Date & Time: Jan 12, 2007 at 1830 LT
Type of aircraft:
Registration:
N425TN
Flight Type:
Survivors:
Yes
Schedule:
Toledo - Harbor Springs
MSN:
425-0196
YOM:
1984
Crew on board:
1
Crew fatalities:
Pax on board:
2
Pax fatalities:
Other fatalities:
Total fatalities:
0
Captain / Total flying hours:
1991
Captain / Total hours on type:
60.00
Aircraft flight hours:
2345
Circumstances:
The pilot reported that during cruise descent the airplane accumulated about 1/2-to 3/4-inch of rime ice between 8,000 and 6,000 feet. During the approach, the pilot noted that a majority of the ice had dissipated off the leading edge of both wings, although there was still trace ice on the aft-portion of the wing deice boots. The pilot maintained an additional 20 knots during final approach due to gusting winds from the north-northwest. He anticipated there would be turbulence caused by the surrounding topography and the buildings on the north side of the airport. While on short final for runway 28, the pilot maintained approximately 121 knots indicated airspeed (KIAS) and selected flaps 30-degrees. He used differential engine power to assist staying on the extended centerline until the airplane crossed the runway threshold. After crossing the threshold, the pilot began a landing flare and the airspeed slowed toward red line (92 KIAS). Shortly before touchdown, the airplane "abruptly pitched up and was pushed over to the left" and flight control inputs were "only marginally effective" in keeping the wings level. The airplane drifted off the left side of the runway and began a "violent shuddering." According to the pilot, flight control inputs "produced no change in aircraft heading, or altitude." The pilot advanced the engine throttles for a go-around as the left wing impacted the terrain.
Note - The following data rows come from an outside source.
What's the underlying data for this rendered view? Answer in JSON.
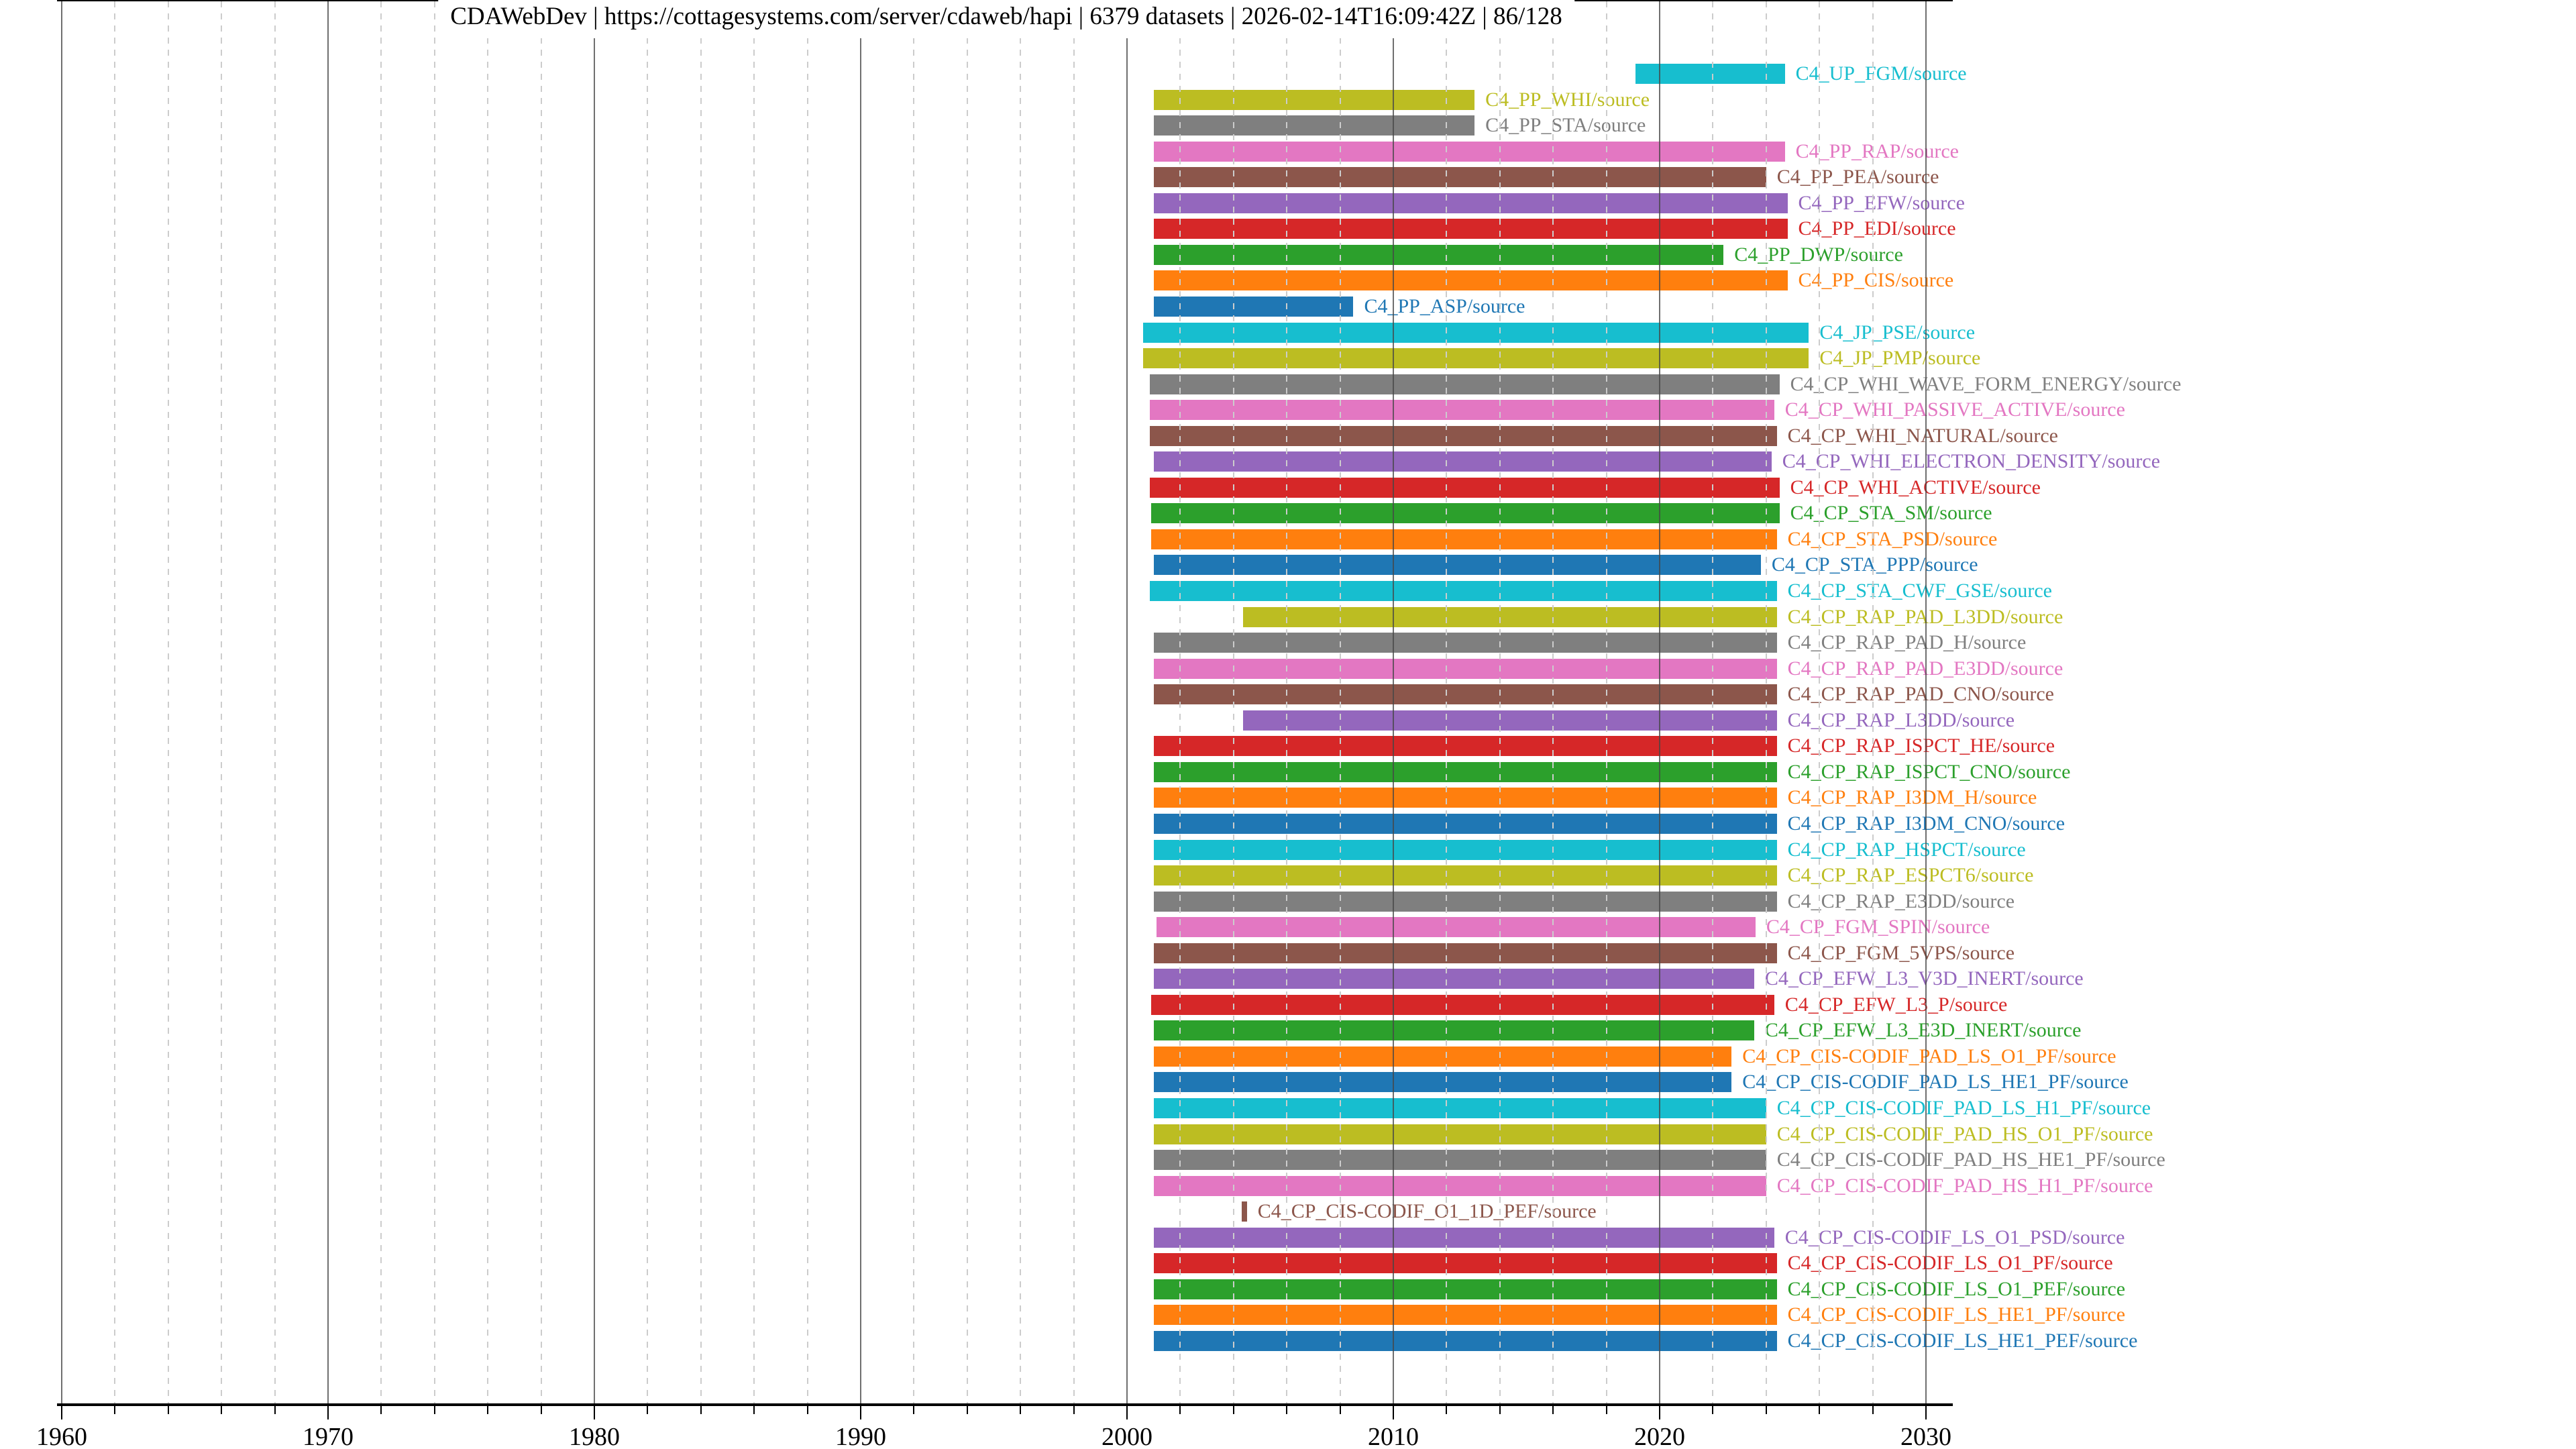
{
  "title": "CDAWebDev | https://cottagesystems.com/server/cdaweb/hapi | 6379 datasets | 2026-02-14T16:09:42Z | 86/128",
  "axis": {
    "major_ticks": [
      {
        "year": 1960,
        "label": "1960"
      },
      {
        "year": 1970,
        "label": "1970"
      },
      {
        "year": 1980,
        "label": "1980"
      },
      {
        "year": 1990,
        "label": "1990"
      },
      {
        "year": 2000,
        "label": "2000"
      },
      {
        "year": 2010,
        "label": "2010"
      },
      {
        "year": 2020,
        "label": "2020"
      },
      {
        "year": 2030,
        "label": "2030"
      }
    ],
    "minor_step_years": 2,
    "xmin": 1959.8,
    "xmax": 2031.1,
    "grid_major_color": "#464646",
    "grid_minor_color": "#cccccc"
  },
  "chart_data": {
    "type": "bar",
    "orientation": "horizontal-range",
    "title": "CDAWebDev | https://cottagesystems.com/server/cdaweb/hapi | 6379 datasets | 2026-02-14T16:09:42Z | 86/128",
    "xlabel": "",
    "ylabel": "",
    "xlim": [
      1959.8,
      2031.1
    ],
    "grid": "vertical, major solid per decade, minor dashed every 2 years",
    "legend": "none (labels drawn at right end of each bar, same color as bar)",
    "rows": [
      {
        "label": "C4_UP_FGM/source",
        "start": 2019.1,
        "end": 2024.7,
        "color": "#17becf"
      },
      {
        "label": "C4_PP_WHI/source",
        "start": 2001.0,
        "end": 2013.05,
        "color": "#bcbd22"
      },
      {
        "label": "C4_PP_STA/source",
        "start": 2001.0,
        "end": 2013.05,
        "color": "#7f7f7f"
      },
      {
        "label": "C4_PP_RAP/source",
        "start": 2001.0,
        "end": 2024.7,
        "color": "#e377c2"
      },
      {
        "label": "C4_PP_PEA/source",
        "start": 2001.0,
        "end": 2024.0,
        "color": "#8c564b"
      },
      {
        "label": "C4_PP_EFW/source",
        "start": 2001.0,
        "end": 2024.8,
        "color": "#9467bd"
      },
      {
        "label": "C4_PP_EDI/source",
        "start": 2001.0,
        "end": 2024.8,
        "color": "#d62728"
      },
      {
        "label": "C4_PP_DWP/source",
        "start": 2001.0,
        "end": 2022.4,
        "color": "#2ca02c"
      },
      {
        "label": "C4_PP_CIS/source",
        "start": 2001.0,
        "end": 2024.8,
        "color": "#ff7f0e"
      },
      {
        "label": "C4_PP_ASP/source",
        "start": 2001.0,
        "end": 2008.5,
        "color": "#1f77b4"
      },
      {
        "label": "C4_JP_PSE/source",
        "start": 2000.6,
        "end": 2025.6,
        "color": "#17becf"
      },
      {
        "label": "C4_JP_PMP/source",
        "start": 2000.6,
        "end": 2025.6,
        "color": "#bcbd22"
      },
      {
        "label": "C4_CP_WHI_WAVE_FORM_ENERGY/source",
        "start": 2000.85,
        "end": 2024.5,
        "color": "#7f7f7f"
      },
      {
        "label": "C4_CP_WHI_PASSIVE_ACTIVE/source",
        "start": 2000.85,
        "end": 2024.3,
        "color": "#e377c2"
      },
      {
        "label": "C4_CP_WHI_NATURAL/source",
        "start": 2000.85,
        "end": 2024.4,
        "color": "#8c564b"
      },
      {
        "label": "C4_CP_WHI_ELECTRON_DENSITY/source",
        "start": 2001.0,
        "end": 2024.2,
        "color": "#9467bd"
      },
      {
        "label": "C4_CP_WHI_ACTIVE/source",
        "start": 2000.85,
        "end": 2024.5,
        "color": "#d62728"
      },
      {
        "label": "C4_CP_STA_SM/source",
        "start": 2000.9,
        "end": 2024.5,
        "color": "#2ca02c"
      },
      {
        "label": "C4_CP_STA_PSD/source",
        "start": 2000.9,
        "end": 2024.4,
        "color": "#ff7f0e"
      },
      {
        "label": "C4_CP_STA_PPP/source",
        "start": 2001.0,
        "end": 2023.8,
        "color": "#1f77b4"
      },
      {
        "label": "C4_CP_STA_CWF_GSE/source",
        "start": 2000.85,
        "end": 2024.4,
        "color": "#17becf"
      },
      {
        "label": "C4_CP_RAP_PAD_L3DD/source",
        "start": 2004.35,
        "end": 2024.4,
        "color": "#bcbd22"
      },
      {
        "label": "C4_CP_RAP_PAD_H/source",
        "start": 2001.0,
        "end": 2024.4,
        "color": "#7f7f7f"
      },
      {
        "label": "C4_CP_RAP_PAD_E3DD/source",
        "start": 2001.0,
        "end": 2024.4,
        "color": "#e377c2"
      },
      {
        "label": "C4_CP_RAP_PAD_CNO/source",
        "start": 2001.0,
        "end": 2024.4,
        "color": "#8c564b"
      },
      {
        "label": "C4_CP_RAP_L3DD/source",
        "start": 2004.35,
        "end": 2024.4,
        "color": "#9467bd"
      },
      {
        "label": "C4_CP_RAP_ISPCT_HE/source",
        "start": 2001.0,
        "end": 2024.4,
        "color": "#d62728"
      },
      {
        "label": "C4_CP_RAP_ISPCT_CNO/source",
        "start": 2001.0,
        "end": 2024.4,
        "color": "#2ca02c"
      },
      {
        "label": "C4_CP_RAP_I3DM_H/source",
        "start": 2001.0,
        "end": 2024.4,
        "color": "#ff7f0e"
      },
      {
        "label": "C4_CP_RAP_I3DM_CNO/source",
        "start": 2001.0,
        "end": 2024.4,
        "color": "#1f77b4"
      },
      {
        "label": "C4_CP_RAP_HSPCT/source",
        "start": 2001.0,
        "end": 2024.4,
        "color": "#17becf"
      },
      {
        "label": "C4_CP_RAP_ESPCT6/source",
        "start": 2001.0,
        "end": 2024.4,
        "color": "#bcbd22"
      },
      {
        "label": "C4_CP_RAP_E3DD/source",
        "start": 2001.0,
        "end": 2024.4,
        "color": "#7f7f7f"
      },
      {
        "label": "C4_CP_FGM_SPIN/source",
        "start": 2001.1,
        "end": 2023.6,
        "color": "#e377c2"
      },
      {
        "label": "C4_CP_FGM_5VPS/source",
        "start": 2001.0,
        "end": 2024.4,
        "color": "#8c564b"
      },
      {
        "label": "C4_CP_EFW_L3_V3D_INERT/source",
        "start": 2001.0,
        "end": 2023.55,
        "color": "#9467bd"
      },
      {
        "label": "C4_CP_EFW_L3_P/source",
        "start": 2000.9,
        "end": 2024.3,
        "color": "#d62728"
      },
      {
        "label": "C4_CP_EFW_L3_E3D_INERT/source",
        "start": 2001.0,
        "end": 2023.55,
        "color": "#2ca02c"
      },
      {
        "label": "C4_CP_CIS-CODIF_PAD_LS_O1_PF/source",
        "start": 2001.0,
        "end": 2022.7,
        "color": "#ff7f0e"
      },
      {
        "label": "C4_CP_CIS-CODIF_PAD_LS_HE1_PF/source",
        "start": 2001.0,
        "end": 2022.7,
        "color": "#1f77b4"
      },
      {
        "label": "C4_CP_CIS-CODIF_PAD_LS_H1_PF/source",
        "start": 2001.0,
        "end": 2024.0,
        "color": "#17becf"
      },
      {
        "label": "C4_CP_CIS-CODIF_PAD_HS_O1_PF/source",
        "start": 2001.0,
        "end": 2024.0,
        "color": "#bcbd22"
      },
      {
        "label": "C4_CP_CIS-CODIF_PAD_HS_HE1_PF/source",
        "start": 2001.0,
        "end": 2024.0,
        "color": "#7f7f7f"
      },
      {
        "label": "C4_CP_CIS-CODIF_PAD_HS_H1_PF/source",
        "start": 2001.0,
        "end": 2024.0,
        "color": "#e377c2"
      },
      {
        "label": "C4_CP_CIS-CODIF_O1_1D_PEF/source",
        "start": 2004.3,
        "end": 2004.5,
        "color": "#8c564b"
      },
      {
        "label": "C4_CP_CIS-CODIF_LS_O1_PSD/source",
        "start": 2001.0,
        "end": 2024.3,
        "color": "#9467bd"
      },
      {
        "label": "C4_CP_CIS-CODIF_LS_O1_PF/source",
        "start": 2001.0,
        "end": 2024.4,
        "color": "#d62728"
      },
      {
        "label": "C4_CP_CIS-CODIF_LS_O1_PEF/source",
        "start": 2001.0,
        "end": 2024.4,
        "color": "#2ca02c"
      },
      {
        "label": "C4_CP_CIS-CODIF_LS_HE1_PF/source",
        "start": 2001.0,
        "end": 2024.4,
        "color": "#ff7f0e"
      },
      {
        "label": "C4_CP_CIS-CODIF_LS_HE1_PEF/source",
        "start": 2001.0,
        "end": 2024.4,
        "color": "#1f77b4"
      }
    ]
  }
}
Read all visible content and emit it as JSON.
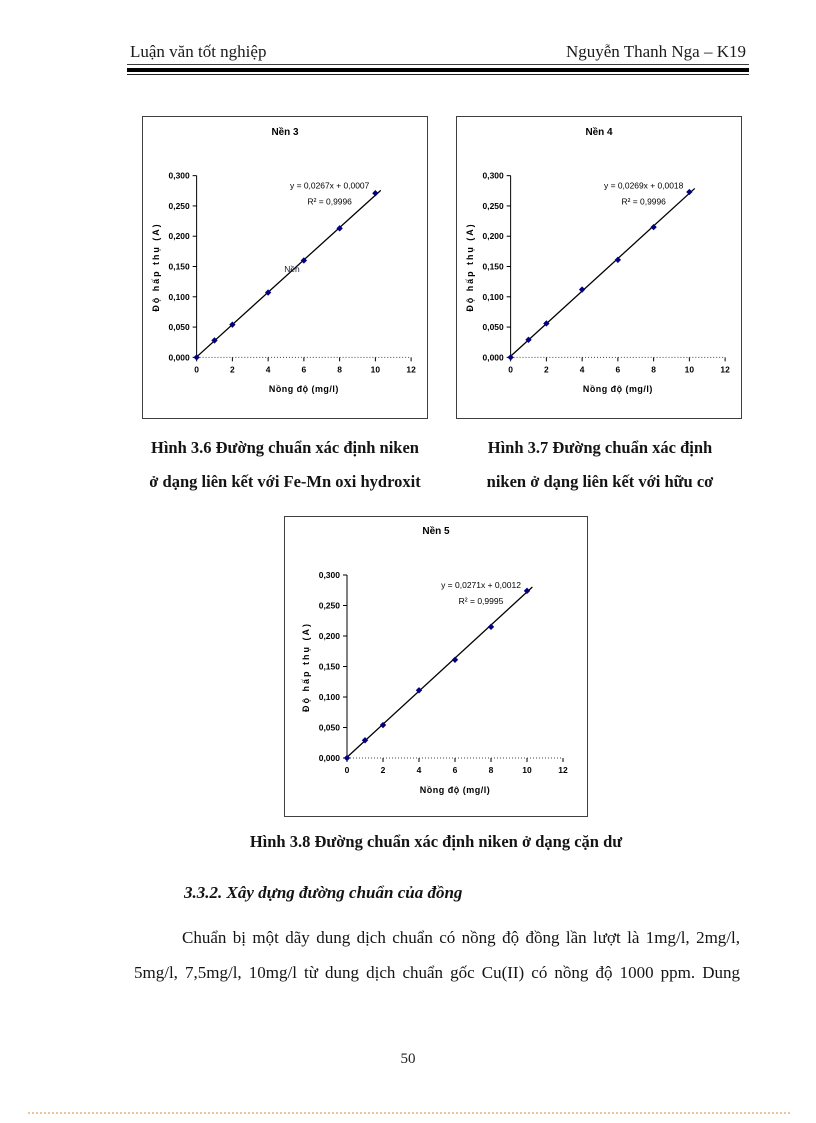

The airplane cartwheeled and subsequently caught fire. No pre-impact anomalies were noted with the airplane's flight control systems and deice control valves during a postaccident examination. No ice shapes were located on the ground leading up to the main wreckage. The reported surface wind was approximately 4 knots from the north-northwest.
Probable cause:
The pilot's failure to maintain aircraft control and adequate airspeed during landing flare. Contributing to the accident was the aerodynamic stall/mush encountered at a low altitude.